SPRINGFIELD, Mass., May 5, 2014 /PRNewswire/ -- Smith & Wesson Holding Corporation (NASDAQ Global Select: SWHC), a leader in firearm manufacturing and design, today announced that it has successfully completed, through a newly formed, wholly owned subsidiary called Deep River Plastics, LLC, the purchase of substantially all of the assets of Tri Town Precision Plastics, Inc., a provider of custom injection molding services, rapid prototyping, and tooling, and a key polymer parts supplier to Smith & Wesson. Through the transaction, which was originally announced on March 24, 2014, Smith & Wesson acquires a state-of-the-art operation housed in 150,000 square feet of leased manufacturing space that incorporates 45 injection molding machines and complete tool-building capabilities. Smith & Wesson paid $22.8 million for the acquired assets, using cash on hand.
James Debney, President and Chief Executive Officer of Smith & Wesson, said, "With the closing of this transaction, which is expected to be accretive to our fiscal 2015 gross margin and earnings, we have taken an important step in support of our strategic focus on our M&P firearm business. By vertically integrating this key component of our supply chain, we intend to increase our flexibility, lower our production costs, reduce risk within our supply chain, and enhance our new product development process."

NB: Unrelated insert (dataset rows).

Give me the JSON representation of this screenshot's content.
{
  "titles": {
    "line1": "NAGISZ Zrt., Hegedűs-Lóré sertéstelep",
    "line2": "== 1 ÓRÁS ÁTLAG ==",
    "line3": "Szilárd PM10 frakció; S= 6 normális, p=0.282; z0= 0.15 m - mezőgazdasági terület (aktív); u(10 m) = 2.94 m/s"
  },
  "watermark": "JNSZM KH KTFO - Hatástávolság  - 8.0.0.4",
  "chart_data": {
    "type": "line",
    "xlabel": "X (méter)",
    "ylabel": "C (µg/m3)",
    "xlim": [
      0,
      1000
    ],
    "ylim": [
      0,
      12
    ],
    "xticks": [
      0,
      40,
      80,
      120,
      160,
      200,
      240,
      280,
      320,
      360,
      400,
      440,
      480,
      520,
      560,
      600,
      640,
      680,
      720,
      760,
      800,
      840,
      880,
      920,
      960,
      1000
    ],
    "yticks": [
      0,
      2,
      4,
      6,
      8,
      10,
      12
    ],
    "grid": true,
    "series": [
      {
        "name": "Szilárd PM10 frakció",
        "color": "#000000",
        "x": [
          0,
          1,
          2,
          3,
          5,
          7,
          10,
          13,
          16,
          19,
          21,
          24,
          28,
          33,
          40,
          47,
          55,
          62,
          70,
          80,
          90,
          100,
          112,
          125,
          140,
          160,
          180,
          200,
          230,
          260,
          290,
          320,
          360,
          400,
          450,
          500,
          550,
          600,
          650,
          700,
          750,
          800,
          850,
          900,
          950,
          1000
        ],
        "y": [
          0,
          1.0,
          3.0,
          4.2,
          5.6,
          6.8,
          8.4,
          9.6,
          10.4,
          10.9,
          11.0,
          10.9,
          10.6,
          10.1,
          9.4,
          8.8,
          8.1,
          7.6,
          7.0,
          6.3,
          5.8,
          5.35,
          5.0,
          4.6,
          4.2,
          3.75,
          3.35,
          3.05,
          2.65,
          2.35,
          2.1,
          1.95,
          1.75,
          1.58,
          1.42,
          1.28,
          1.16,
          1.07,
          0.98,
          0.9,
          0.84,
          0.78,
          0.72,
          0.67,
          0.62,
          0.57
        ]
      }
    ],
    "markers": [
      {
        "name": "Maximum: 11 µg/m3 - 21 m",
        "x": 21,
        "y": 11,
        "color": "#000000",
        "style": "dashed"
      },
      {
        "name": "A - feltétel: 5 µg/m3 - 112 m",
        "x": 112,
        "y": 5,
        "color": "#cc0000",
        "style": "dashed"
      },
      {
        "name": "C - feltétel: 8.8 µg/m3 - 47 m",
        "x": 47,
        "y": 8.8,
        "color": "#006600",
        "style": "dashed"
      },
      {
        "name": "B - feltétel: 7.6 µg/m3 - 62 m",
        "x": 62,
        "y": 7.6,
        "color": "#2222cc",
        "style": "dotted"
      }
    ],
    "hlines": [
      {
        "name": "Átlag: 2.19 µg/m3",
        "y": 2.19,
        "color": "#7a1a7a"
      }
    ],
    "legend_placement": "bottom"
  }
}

Wedbush Securities acted as financial advisor to Smith & Wesson in the transaction.
About Smith & Wesson
Smith & Wesson Holding Corporation (NASDAQ Global Select: SWHC) is a U.S.-based leader in firearm manufacturing and design, delivering a broad portfolio of quality firearms, related products, and training to the global military, law enforcement, and consumer markets. The company's brands include Smith & Wesson®, M&P® and Thompson/Center Arms™. Smith & Wesson facilities are located in Massachusetts and Maine. For more information on Smith & Wesson, call (800) 331-0852 or log on to www.smith-wesson.com.
Safe Harbor Statement
This press release contains forward-looking statements within the meaning of Section 21E of the Securities Exchange Act of 1934, which provides a "safe harbor" for such statements in certain circumstances. The forward-looking statements include statements or expectations regarding our belief that this acquisition supports our strategic focus on our M&P firearm business; that the acquisition of this capability will increase our flexibility, lower our production costs, reduce risk within our supply chain, and enhance our new product development process; and that this acquisition will be accretive to current fiscal year gross margins and earnings and add a state-of-the-art operation. These statements are based on our current expectations, estimates, projections, beliefs, and assumptions. Such statements involve significant risks and uncertainties. Actual events or results could differ materially from those discussed in the forward-looking statements as a result of various factors, including, but not limited to, difficulties in integration of the acquired assets; loss of key personnel; loss of other customers; and other factors discussed in greater detail in our filings with the Securities and Exchange Commission (SEC), including our Report on Form 10-K, for the year ended April 30, 2013. You are cautioned not to place undue reliance on such statements and to consult our SEC filings for additional risks and uncertainties that may apply to our business and the ownership of our securities. Our forward-looking statements are presented as of the date made, and we disclaim any duty to update such statements unless required by law to do so.